I am appreciative of what God has been doing in my life, and I love every thing He has been changing in me, but lately, I have not been active on Walking Christian nor have I been active on my Youtube channel. My friends, I cannot begin to fathom where my life is heading into because I’m hindered and broken so much even though I have been holding on to Jesus.
Everyday, my relationship with my parents weakens and I always thought that being with God and following His Word is going to help me bridge the gap we always had for many years. I thought going to school was going to make them smile at me for once. I thought the new pastor of the church they are going to will help them improve their relationship with God. Now, I realize there’s no point into all of this. I am stressed, and I am already on the brink of discontinuing school. Even though, 2013 is the last year I have for school, I feel as if my time in college has been useless. I have been extremely lonely, and I’ve been denying my depression. I want time alone with God, but living in the house I am sleeping in is no longer considered to be my home. All these years, I should have known that God has already shown me that my connection with my family has been destroyed.
I feel homeless. Spiritually.
I cannot post anything on Walking Christian because I am such a horrible example of what Christian Living should be. I feel that I lost my credibility ever since I fell into this hole that has been created. My life has turned upside down since the beginning of 2012, and I have been contemplating suicide.
I don’t know what to do at all. I was looking forward to continuing Aruced and the Christian Gaming Community in Walking Christian, but the Lord has been saying no to me on everything now, and He wants me to do something that I doubt myself in.

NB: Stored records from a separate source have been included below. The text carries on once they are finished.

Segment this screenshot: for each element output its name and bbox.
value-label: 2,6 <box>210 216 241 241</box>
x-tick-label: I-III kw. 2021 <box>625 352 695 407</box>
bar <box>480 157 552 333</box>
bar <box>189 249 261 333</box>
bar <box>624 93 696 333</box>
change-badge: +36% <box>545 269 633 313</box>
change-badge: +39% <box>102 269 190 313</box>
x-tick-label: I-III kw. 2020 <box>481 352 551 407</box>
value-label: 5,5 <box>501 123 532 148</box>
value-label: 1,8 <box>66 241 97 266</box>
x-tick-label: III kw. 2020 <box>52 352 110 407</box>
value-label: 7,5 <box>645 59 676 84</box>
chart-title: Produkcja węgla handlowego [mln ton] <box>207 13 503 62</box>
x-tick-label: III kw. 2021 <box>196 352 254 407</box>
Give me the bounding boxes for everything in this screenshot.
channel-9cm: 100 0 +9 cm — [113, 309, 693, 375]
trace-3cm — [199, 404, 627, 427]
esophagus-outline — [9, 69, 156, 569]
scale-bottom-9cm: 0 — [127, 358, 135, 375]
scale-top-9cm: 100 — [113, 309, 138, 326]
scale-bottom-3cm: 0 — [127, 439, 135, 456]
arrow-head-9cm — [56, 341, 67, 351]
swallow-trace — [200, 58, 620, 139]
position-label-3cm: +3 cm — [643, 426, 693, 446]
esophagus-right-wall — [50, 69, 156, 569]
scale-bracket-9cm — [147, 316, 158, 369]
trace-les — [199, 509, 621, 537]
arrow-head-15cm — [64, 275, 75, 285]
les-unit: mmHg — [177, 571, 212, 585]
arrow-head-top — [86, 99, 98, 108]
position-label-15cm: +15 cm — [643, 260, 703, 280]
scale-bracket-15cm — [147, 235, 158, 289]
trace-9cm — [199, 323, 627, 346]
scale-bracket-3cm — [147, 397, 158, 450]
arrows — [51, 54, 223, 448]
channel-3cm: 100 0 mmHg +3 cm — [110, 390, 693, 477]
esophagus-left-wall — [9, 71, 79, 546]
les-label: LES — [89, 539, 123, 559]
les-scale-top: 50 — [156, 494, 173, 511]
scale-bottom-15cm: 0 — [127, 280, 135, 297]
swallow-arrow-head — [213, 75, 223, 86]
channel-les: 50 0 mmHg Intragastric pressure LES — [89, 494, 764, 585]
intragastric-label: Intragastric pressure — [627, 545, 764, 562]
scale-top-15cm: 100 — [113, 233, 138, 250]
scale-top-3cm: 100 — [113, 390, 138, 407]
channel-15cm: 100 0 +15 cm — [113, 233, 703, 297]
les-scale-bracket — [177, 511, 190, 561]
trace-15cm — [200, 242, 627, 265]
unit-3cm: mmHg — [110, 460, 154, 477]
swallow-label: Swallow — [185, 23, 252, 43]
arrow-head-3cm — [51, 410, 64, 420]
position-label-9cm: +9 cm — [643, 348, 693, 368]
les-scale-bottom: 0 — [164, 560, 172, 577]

My friends, my brothers, sisters, and spiritual family: This is the last post I will write. Until then, good bye everyone. Sorry that I have let a l0t of you down. I need time to think for myself.



2 Responses to Spiritually Homeless
David August 4, 2012
Whoah, bro. I don’t see how you’ve been a bad example of a Christian. We fall; we screw up; and we mess up. It happens. You can’t beat yourself up. I was like that (still am from time to time). I’ll beat myself up to the point that I make myself feel worthless. It’s not healthy psychologically and it’s not healthy spiritually. I always remember that it’s the broken, messed up sinner that Christ wants. Whenever I feel like I cant go further and when I’m not worth it, I always remember that it’s the lonely one Christ wants. I don’t know all the details and I don’t have to know, but don’t give up. Do NOT give up. Remember this is an endurance race, not a sprint. You have to hang in there and seek help. Sometimes our pride gets in the way of going to people, but we need to overcome it. Talk to Gil or me or someone. For me, it helps to write. If you have to, write out a daily journal in private, or if you’re willing, here on the blog. Share yourself. It’s a community and we’re here to help each other.
Gil Sanders August 5, 2012
Michael,
I know you think a lot about what others think of you, but dude, don’t let that control your life. It’s time to stop living in a way that pleases others, it’s time that you TRULY live for Christ. All this constant disappointment, fear, and depression is the result of your constant attempt to be someone important to other people. You got to give that all up. Maybe you think suicide is the only way to get others to care about you, but what happened about God and our friendship? Stop. By quitting this blog and quitting on life, you are giving up on Christ. To live is Christ, right? How then can you contemplate such things? Look man, I am concerned for your well-being… Quitting this blog will only increase your idleness, thereby increasing the potential to be left to your own loneliness and depression. Seriously, just start blogging. Do something. The more you do for the Kingdom of Christ, the less you will be preoccupied with yourself.
Now, I can understand if you’re just emotionally toying with that idea… but you’re not alone. Didn’t Job feel like he was better off dead? Read Job again if you have to. No one who is in Christ is homeless, you have to understand that. Maybe you feel your family has abandoned you, but our Father will never abandon you. And I see no reason to think that the Lord has been saying “No”. How is He telling you that WC is not good for you? Ask yourself… Who does this action benefit more? God or Satan? I have to say its the latter. And as your friend, there’s no way I am going to allow this to happen without a fight.